The Council concluded that the issues raised are already included within those to be addressed by the work groups and the Council as a whole. These issues will be addressed in the Council's final report planned for December 2015. The Council agreed that the most effective and efficient way of addressing the issues raised in public comment will be by addressing them as a group in that final report rather than piecemeal as individual issues come before the Council in the interim. The Council thought it best to leave the decision on whether and how to notify those that commented of this course of action to the MDEQ.
The Technical Underpinnings work group is exploring updating the map scale in the Water Withdrawal Assessment Tool from 1:100,000 to 1:24,000 and what technical issues would need to be overcome to do so. They will soon be examining the "bedrock pass" that created an administrative problem for MDEQ. By removing the bedrock pass, the basic premises of the WWAT as a screening tool may be undermined. The work group anticipates making recommendations to the Council on these issues relatively quickly. Their meetings have been scheduled out for the next three months and they potentially could have a draft recommendation on the 1:24,000 map scale by the next Council meeting.
The Environmental Monitoring co-chairs indicated their update was sufficiently covered by discussion during the "Inland Lakes/Wetlands Charge" agenda item.
The Water Users work group is closely examining the statute and coming to a common understanding of how it works and what is expected to happen with user committees. After that, the work group plans to develop a timeline with specific tasks. Pat Norris mentioned that all Council members need to have a firm and agreed upon understanding of "capacity vs. use," particularly as work groups collaborate. It was evident that people did not mean the same thing when using these terms. Clarification is needed.
Laura Campbell stated that some non-members did not know when and where work group meetings were taking place and recommended they be posted on the MDEQ website. MDEQ has been posting work group meeting details as they've come in but will follow-up to make sure the schedules are posted.

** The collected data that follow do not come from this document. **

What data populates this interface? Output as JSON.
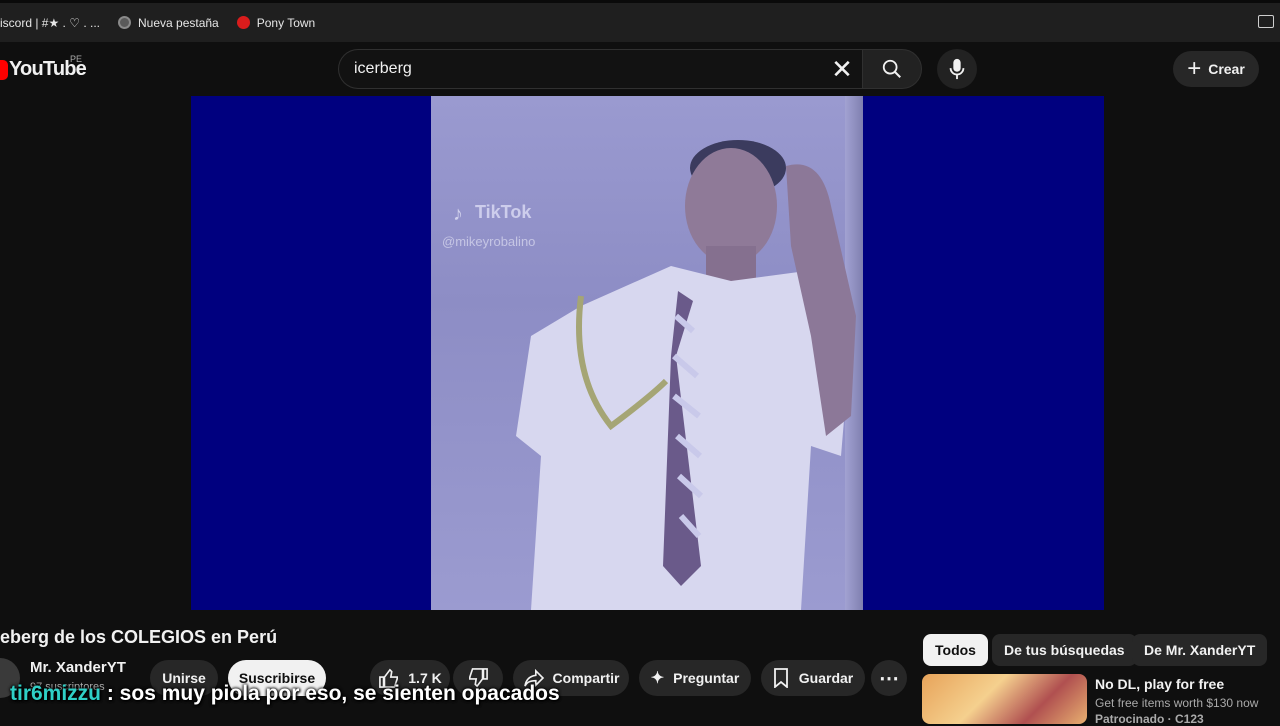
{
  "bookmarks": [
    {
      "label": "iscord | #★ . ♡ . ...",
      "icon": "discord-icon",
      "color": "#5865f2"
    },
    {
      "label": "Nueva pestaña",
      "icon": "globe-icon",
      "color": "#8a8a8a"
    },
    {
      "label": "Pony Town",
      "icon": "apple-icon",
      "color": "#d91c1c"
    }
  ],
  "header": {
    "logo_text": "YouTube",
    "region": "PE",
    "search_value": "icerberg",
    "create_label": "Crear"
  },
  "video": {
    "watermark_brand": "TikTok",
    "watermark_handle": "@mikeyrobalino",
    "title": "eberg de los COLEGIOS en Perú",
    "channel": "Mr. XanderYT",
    "subscribers": "97 suscriptores",
    "join_label": "Unirse",
    "subscribe_label": "Suscribirse",
    "likes": "1.7 K",
    "share_label": "Compartir",
    "ask_label": "Preguntar",
    "save_label": "Guardar"
  },
  "sidebar": {
    "chips": [
      "Todos",
      "De tus búsquedas",
      "De Mr. XanderYT"
    ],
    "ad": {
      "title": "No DL, play for free",
      "subtitle": "Get free items worth $130 now",
      "sponsor": "Patrocinado · C123"
    }
  },
  "overlay_caption": {
    "user": "tir6mizzu",
    "text": ": sos muy piola por eso, se sienten opacados"
  },
  "colors": {
    "brand_red": "#ff0000",
    "player_bg": "#00007f",
    "caption_user": "#2fd0c6"
  }
}
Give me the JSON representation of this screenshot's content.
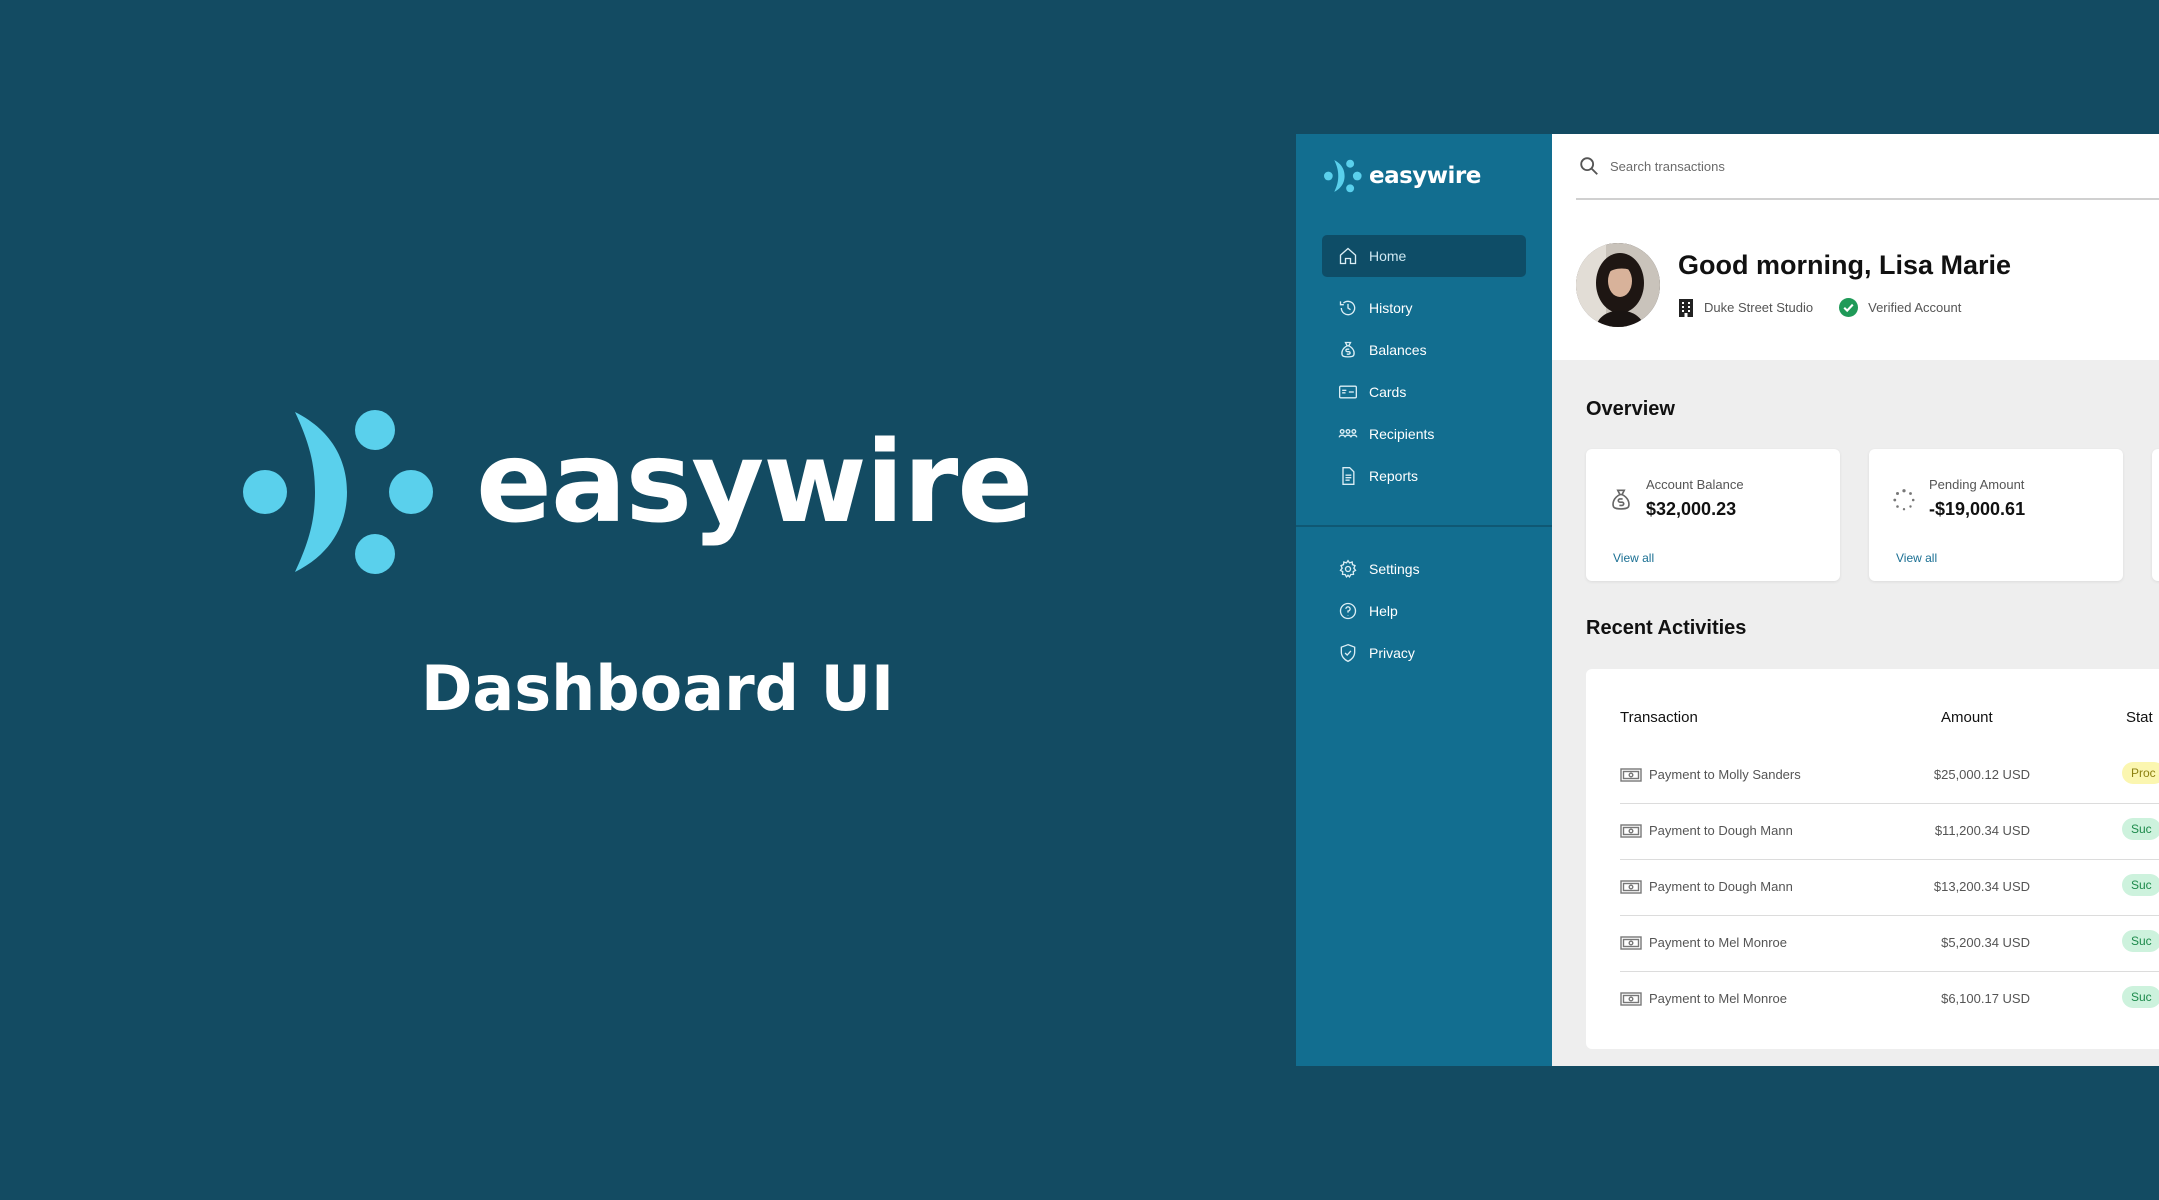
{
  "hero": {
    "logo_text": "easywire",
    "subtitle": "Dashboard UI"
  },
  "brand": {
    "name": "easywire",
    "accent_color": "#5ad0ec"
  },
  "sidebar": {
    "items": [
      {
        "label": "Home",
        "icon": "home-icon",
        "active": true
      },
      {
        "label": "History",
        "icon": "history-icon",
        "active": false
      },
      {
        "label": "Balances",
        "icon": "money-bag-icon",
        "active": false
      },
      {
        "label": "Cards",
        "icon": "credit-card-icon",
        "active": false
      },
      {
        "label": "Recipients",
        "icon": "users-icon",
        "active": false
      },
      {
        "label": "Reports",
        "icon": "document-icon",
        "active": false
      }
    ],
    "secondary_items": [
      {
        "label": "Settings",
        "icon": "gear-icon"
      },
      {
        "label": "Help",
        "icon": "question-icon"
      },
      {
        "label": "Privacy",
        "icon": "shield-icon"
      }
    ]
  },
  "search": {
    "placeholder": "Search transactions"
  },
  "profile": {
    "greeting": "Good morning, Lisa Marie",
    "company": "Duke Street Studio",
    "status": "Verified Account"
  },
  "overview": {
    "title": "Overview",
    "cards": [
      {
        "label": "Account Balance",
        "value": "$32,000.23",
        "link": "View all",
        "icon": "money-bag-icon"
      },
      {
        "label": "Pending Amount",
        "value": "-$19,000.61",
        "link": "View all",
        "icon": "loading-icon"
      }
    ]
  },
  "activities": {
    "title": "Recent Activities",
    "headers": {
      "transaction": "Transaction",
      "amount": "Amount",
      "status": "Stat"
    },
    "rows": [
      {
        "name": "Payment to Molly Sanders",
        "amount": "$25,000.12 USD",
        "status": "Proc",
        "status_type": "processing"
      },
      {
        "name": "Payment to Dough Mann",
        "amount": "$11,200.34 USD",
        "status": "Suc",
        "status_type": "success"
      },
      {
        "name": "Payment to Dough Mann",
        "amount": "$13,200.34 USD",
        "status": "Suc",
        "status_type": "success"
      },
      {
        "name": "Payment to Mel Monroe",
        "amount": "$5,200.34 USD",
        "status": "Suc",
        "status_type": "success"
      },
      {
        "name": "Payment to Mel Monroe",
        "amount": "$6,100.17 USD",
        "status": "Suc",
        "status_type": "success"
      }
    ]
  },
  "colors": {
    "background": "#134b62",
    "sidebar": "#126e90",
    "sidebar_active": "#0e4d67",
    "processing": "#fbf6b0",
    "success": "#cdf2dd"
  }
}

Public comment on non-agenda items
Larry Stevens, a consulting engineer, was very impressed with the Council. He stressed the importance of water reuse and the need for a Michigan strategy that addresses water reclamation, particularly with regards to the water/energy nexus. There's a tremendous amount of water used for energy, and he urged that potable water should not be used for non-potable uses. He wanted to submit a formal comment and asked about the process to do so. Jon Allan mentioned that there will be opportunities to provide comment on the broader Water Strategy during various sessions held around the state. Comments could also be submitted to the Water Conservation work group or to Dina Klemans who can send them to the appropriate officials.